In conclusione, il reato di sequestro di persona andrà a prescriversi soltanto il 3 marzo 2011, aggiungendo al normale termine prescrizionale dianzi indicato i giorni, evidenziati dagli stessi ricorrenti, che hanno sospeso il termine stesso.

3. Il secondo e terzo motivo di ricorso sono al limite dell’inammissibilità. Quanto al preteso mancato esame della "tesi alternativa" all’effettivo svolgimento dei fatti, sottoposta dagli odierni ricorrenti alla Corte territoriale per sostenere il loro mancato coinvolgimento nei fatti ascritti basta semplicemente osservare come l’impugnata sentenza, da un lato (v. pagina 12), con motivazione pienamente logica ispirata da "un verbale di dibattimento lunghissimo, arricchito anche dalla attività di accertamento tecnico svolte dalla difesa sullo stato dei luoghi in cui sarebbero avvenuti i fatti.." abbia ricostruito i fatti stessi e ne abbia susseguentemente dato un’interpretazione informata ai principi di diritto applicabili in concreto (v. pagine 19 – 36).

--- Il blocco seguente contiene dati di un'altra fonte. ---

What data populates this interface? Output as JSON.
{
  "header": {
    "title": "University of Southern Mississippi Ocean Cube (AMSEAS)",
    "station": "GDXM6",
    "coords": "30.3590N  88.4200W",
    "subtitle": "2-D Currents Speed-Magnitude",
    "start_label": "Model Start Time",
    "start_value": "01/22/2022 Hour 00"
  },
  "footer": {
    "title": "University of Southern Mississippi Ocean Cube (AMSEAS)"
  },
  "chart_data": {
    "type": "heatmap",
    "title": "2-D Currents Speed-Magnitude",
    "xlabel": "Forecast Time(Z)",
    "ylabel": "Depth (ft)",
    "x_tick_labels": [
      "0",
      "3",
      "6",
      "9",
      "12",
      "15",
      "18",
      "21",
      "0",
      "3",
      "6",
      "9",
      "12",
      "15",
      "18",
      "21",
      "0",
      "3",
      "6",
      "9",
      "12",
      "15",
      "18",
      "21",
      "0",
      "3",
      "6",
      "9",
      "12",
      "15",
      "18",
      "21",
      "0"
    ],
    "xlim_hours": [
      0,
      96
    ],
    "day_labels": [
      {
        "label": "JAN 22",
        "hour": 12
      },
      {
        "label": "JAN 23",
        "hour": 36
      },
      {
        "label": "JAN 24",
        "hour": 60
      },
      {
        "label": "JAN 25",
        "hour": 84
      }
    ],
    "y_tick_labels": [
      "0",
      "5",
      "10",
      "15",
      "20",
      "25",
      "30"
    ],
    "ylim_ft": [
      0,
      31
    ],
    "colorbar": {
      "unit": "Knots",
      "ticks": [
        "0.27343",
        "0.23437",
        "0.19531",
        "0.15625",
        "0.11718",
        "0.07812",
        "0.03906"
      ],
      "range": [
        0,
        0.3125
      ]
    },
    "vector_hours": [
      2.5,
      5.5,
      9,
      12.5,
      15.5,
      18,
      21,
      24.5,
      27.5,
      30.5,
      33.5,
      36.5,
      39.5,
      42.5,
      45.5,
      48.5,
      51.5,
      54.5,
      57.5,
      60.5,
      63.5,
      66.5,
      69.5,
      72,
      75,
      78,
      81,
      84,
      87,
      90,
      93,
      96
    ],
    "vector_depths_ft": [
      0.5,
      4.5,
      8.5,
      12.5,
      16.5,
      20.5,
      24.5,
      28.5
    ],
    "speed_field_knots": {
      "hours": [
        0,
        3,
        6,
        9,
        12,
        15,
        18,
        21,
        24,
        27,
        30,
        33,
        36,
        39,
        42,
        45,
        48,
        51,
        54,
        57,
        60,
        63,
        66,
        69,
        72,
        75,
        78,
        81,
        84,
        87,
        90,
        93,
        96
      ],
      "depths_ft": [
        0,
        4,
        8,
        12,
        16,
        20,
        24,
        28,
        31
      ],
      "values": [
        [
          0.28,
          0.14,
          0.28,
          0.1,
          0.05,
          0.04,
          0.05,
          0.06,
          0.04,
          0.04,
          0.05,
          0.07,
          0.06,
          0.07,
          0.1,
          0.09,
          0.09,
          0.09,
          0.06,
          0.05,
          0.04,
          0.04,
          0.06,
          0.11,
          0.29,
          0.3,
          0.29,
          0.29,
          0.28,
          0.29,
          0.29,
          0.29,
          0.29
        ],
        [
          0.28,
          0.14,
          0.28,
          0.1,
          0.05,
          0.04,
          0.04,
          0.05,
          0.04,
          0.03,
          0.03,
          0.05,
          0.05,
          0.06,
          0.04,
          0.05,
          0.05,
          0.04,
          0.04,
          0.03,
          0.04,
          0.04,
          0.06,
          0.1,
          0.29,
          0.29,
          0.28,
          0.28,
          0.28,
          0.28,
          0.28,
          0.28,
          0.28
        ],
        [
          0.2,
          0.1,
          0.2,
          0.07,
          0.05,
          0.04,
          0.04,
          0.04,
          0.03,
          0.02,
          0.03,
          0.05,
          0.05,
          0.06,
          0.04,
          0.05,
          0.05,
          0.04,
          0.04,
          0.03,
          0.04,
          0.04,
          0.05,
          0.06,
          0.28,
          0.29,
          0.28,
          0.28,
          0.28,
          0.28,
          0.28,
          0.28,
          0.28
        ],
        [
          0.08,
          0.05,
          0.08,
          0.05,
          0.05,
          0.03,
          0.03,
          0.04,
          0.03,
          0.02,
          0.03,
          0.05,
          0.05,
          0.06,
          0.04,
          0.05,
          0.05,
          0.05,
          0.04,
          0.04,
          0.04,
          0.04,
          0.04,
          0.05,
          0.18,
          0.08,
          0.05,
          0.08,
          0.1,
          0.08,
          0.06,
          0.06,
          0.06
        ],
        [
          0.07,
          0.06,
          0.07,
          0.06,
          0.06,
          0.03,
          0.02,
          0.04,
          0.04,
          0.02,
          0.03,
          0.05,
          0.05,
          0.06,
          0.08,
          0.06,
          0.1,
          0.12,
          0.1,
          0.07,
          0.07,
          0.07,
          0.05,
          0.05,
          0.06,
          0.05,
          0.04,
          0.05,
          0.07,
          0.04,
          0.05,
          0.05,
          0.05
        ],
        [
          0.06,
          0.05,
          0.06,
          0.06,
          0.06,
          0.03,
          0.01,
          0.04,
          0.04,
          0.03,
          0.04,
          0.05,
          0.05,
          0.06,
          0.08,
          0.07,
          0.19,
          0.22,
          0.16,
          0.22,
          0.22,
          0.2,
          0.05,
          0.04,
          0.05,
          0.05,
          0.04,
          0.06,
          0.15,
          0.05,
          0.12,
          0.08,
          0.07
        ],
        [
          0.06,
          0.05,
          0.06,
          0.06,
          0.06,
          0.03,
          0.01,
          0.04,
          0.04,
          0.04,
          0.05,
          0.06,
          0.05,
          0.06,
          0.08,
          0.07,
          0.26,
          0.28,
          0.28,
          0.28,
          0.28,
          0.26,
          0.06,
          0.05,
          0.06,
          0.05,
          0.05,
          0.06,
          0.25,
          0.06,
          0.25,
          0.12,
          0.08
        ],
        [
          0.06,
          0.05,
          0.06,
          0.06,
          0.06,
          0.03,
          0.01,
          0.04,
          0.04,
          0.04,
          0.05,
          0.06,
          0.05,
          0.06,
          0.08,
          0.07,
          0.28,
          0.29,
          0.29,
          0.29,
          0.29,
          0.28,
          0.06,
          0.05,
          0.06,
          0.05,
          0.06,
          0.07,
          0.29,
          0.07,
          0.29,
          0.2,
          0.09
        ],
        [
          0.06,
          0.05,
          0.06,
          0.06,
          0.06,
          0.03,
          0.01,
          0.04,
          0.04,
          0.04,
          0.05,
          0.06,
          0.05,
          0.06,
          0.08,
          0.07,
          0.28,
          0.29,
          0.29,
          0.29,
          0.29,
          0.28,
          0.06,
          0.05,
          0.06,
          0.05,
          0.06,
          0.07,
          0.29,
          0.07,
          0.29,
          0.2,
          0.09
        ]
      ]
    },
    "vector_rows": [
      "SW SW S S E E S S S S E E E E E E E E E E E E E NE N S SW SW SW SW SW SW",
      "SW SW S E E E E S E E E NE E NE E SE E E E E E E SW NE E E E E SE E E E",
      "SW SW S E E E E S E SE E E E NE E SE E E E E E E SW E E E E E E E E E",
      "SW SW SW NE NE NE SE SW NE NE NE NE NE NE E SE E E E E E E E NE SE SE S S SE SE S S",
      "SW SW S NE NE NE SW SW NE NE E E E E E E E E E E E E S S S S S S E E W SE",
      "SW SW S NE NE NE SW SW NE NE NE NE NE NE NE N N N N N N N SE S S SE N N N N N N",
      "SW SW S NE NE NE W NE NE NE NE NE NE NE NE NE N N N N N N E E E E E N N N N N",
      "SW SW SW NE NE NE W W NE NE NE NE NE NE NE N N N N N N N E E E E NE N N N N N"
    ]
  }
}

A ciò si aggiunga, con assorbente considerazione, come dalla pagina 37 la stessa decisione oggi impugnata abbia espressamente affermato:

"contemporaneamente si deve verificare la ipotesi alternativa dedotta dalla difesa.." giungendo, dopo averne affermato la carenza assoluta di riscontri, al suo respingimento sulla base di un’articolatissima motivazione, puntigliosa nel tener conto di tutte le emergenze processuali (fino alla pagina 55, con un approfondimento pari al numero delle pagine utilizzate).

4. Del pari infondato è il motivo di ricorso basato sul mancato riconoscimento, in capo agli imputati, dell’attenuante di cui all’art. 62 c.p., n. 6 a cagione dell’avvenuto risarcimento del danno ad opera del Ministero della Difesa.

In diritto si osserva come questa Corte, anche di recente (v. Cass. Sez. 2^ 13 gennaio 2010 n. 3998), abbia affermato che tale attenuante non sia configurabile allorchè il risarcimento sia l’effetto in tutto o in parte non della libera determinazione volitiva dell’imputato, bensì dell’opera di terzi.

Nella fattispecie la Corte territoriale, con asserzione neppure smentita dai ricorrenti, ha chiarito come la mancata concessione della suddetta attenuante sia stata l’effetto del comportamento degli imputati che "non hanno in alcun modo cercato di attenuare le conseguenze dei reati", di talchè non sembra neppure applicabile la giurisprudenza citata dai ricorrenti, che presuppone, in ogni caso, la concreta ed effettiva volontà di riparazione del danno in capo agli imputati ovvero la dimostrazione da parte di questi ultimi di voler far proprio il risarcimento posto in essere da terzi.

5. In definitiva il ricorso deve essere rigettato e i ricorrenti condannati, ciascuno di essi, al pagamento delle spese processuali.
P.Q.M.

LA CORTE rigetta i ricorsi e condanna ciascun ricorrente al pagamento delle spese processuali.

Testo non ufficiale. La sola stampa del bollettino ufficiale ha carattere legale.